(TibetanReview.net, Feb09, 2018) – Not sure whether the general apology it had issued on Feb 6 would suffice to assuage a not easily forgiving China, German auto giant Daimler has on Feb 7 issued another apology, this time in a letter to the Chinese ambassador to Germany. The company’s luxury brand Mercedes-Benz had sparked an outcry among mainland Chinese netizens over an Instagram advertisement post which quoted Tibet’s exiled spiritual leader, the Dalai Lama, who Beijing insists is a separatist.
The Instagram advertisement post showed a white car on a beach along with the Dalai Lama’s words, “Look at situations from all angles, and you will become more open”.
The second apology, which was in the form of a joint letter from Daimler chairman Dieter Zetsche and the company’s China chief Hubertus Troika, expressed “sincere apology to China” and sought to assure that Daimler had “no intention of questioning or challenging in any manner China’s sovereignty and territorial integrity”, reported China’s official Xinhua news agency Feb 8.

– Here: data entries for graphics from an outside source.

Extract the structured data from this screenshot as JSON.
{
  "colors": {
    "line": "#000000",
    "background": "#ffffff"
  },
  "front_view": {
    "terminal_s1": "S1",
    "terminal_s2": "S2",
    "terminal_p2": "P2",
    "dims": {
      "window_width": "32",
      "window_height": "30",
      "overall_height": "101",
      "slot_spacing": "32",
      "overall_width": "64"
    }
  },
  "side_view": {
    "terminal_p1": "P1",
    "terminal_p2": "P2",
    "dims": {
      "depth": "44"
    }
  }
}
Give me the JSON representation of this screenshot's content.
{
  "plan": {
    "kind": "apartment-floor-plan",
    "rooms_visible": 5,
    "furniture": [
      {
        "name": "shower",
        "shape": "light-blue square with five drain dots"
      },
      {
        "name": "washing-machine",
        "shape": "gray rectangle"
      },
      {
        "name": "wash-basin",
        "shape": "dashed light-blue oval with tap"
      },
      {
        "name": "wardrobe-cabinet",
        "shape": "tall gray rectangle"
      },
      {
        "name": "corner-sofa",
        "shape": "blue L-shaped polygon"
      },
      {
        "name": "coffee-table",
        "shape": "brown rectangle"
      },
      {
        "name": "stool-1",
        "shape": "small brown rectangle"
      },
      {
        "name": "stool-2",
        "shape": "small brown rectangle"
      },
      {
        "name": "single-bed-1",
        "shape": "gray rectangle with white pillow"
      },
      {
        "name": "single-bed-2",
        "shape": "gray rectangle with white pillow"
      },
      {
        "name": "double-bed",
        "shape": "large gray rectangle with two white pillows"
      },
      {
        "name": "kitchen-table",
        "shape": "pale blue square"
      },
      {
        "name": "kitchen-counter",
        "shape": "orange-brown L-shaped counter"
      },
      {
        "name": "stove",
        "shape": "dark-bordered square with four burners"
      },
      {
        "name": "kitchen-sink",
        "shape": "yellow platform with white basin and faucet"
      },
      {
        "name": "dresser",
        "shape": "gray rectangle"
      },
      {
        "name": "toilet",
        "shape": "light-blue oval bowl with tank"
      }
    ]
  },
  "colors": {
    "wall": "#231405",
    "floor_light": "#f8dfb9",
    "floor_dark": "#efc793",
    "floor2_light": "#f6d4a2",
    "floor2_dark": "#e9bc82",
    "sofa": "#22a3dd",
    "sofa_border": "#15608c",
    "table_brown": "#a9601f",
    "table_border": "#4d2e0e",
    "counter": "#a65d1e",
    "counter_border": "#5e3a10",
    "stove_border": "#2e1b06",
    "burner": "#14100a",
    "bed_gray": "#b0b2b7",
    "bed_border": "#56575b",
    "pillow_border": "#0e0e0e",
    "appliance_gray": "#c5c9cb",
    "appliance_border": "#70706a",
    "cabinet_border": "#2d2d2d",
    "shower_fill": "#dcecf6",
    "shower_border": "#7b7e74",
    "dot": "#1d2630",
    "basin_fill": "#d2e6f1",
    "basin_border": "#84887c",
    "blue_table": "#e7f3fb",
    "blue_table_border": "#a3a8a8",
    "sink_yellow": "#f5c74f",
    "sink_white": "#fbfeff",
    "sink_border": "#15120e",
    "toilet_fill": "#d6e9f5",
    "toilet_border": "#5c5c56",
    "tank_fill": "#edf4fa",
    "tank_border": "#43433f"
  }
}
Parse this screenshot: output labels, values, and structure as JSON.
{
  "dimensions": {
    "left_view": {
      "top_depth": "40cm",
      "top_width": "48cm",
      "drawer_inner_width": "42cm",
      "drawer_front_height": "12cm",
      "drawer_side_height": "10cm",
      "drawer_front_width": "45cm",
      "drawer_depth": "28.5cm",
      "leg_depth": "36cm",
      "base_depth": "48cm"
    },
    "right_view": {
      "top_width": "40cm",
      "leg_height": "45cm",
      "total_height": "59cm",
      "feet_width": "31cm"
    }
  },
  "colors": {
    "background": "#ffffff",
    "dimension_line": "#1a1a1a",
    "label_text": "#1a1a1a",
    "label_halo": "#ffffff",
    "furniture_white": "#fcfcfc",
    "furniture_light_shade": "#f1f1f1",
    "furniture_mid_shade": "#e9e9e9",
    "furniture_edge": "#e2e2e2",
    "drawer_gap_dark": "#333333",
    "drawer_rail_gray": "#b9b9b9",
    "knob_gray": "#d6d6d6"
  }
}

Xinhua further quoted Daimler as saying it “deeply regrets the hurt and grief that its negligent and insensitive mistake has caused to the Chinese people”.
The second apology in two days highlights the extent to which foreign companies try to appease the authorities when they run afoul of the party line of the world’s second largest economy, noted the AFP Feb 8.
Instagram has long been blocked in China and Mercedes deleted the post on Feb 6 right after drawing criticism from Chinese internet users who were most likely government-approved net activists with unbridled access to an otherwise tightly controlled internet.
Mercedes had issued its first apology on China’s Twitter-like Weibo social media platform, saying it was sorry to have “hurt the feelings of people of this country”.
China’s foreign ministry had welcomed the company’s initial apology, saying “recognising and correcting one’s mistakes is the most basic of ethics”. However, the official People’s Daily had said Mercedes had made itself “an enemy of the Chinese people”, which apparently prompted the second, even more self-demeaning apology.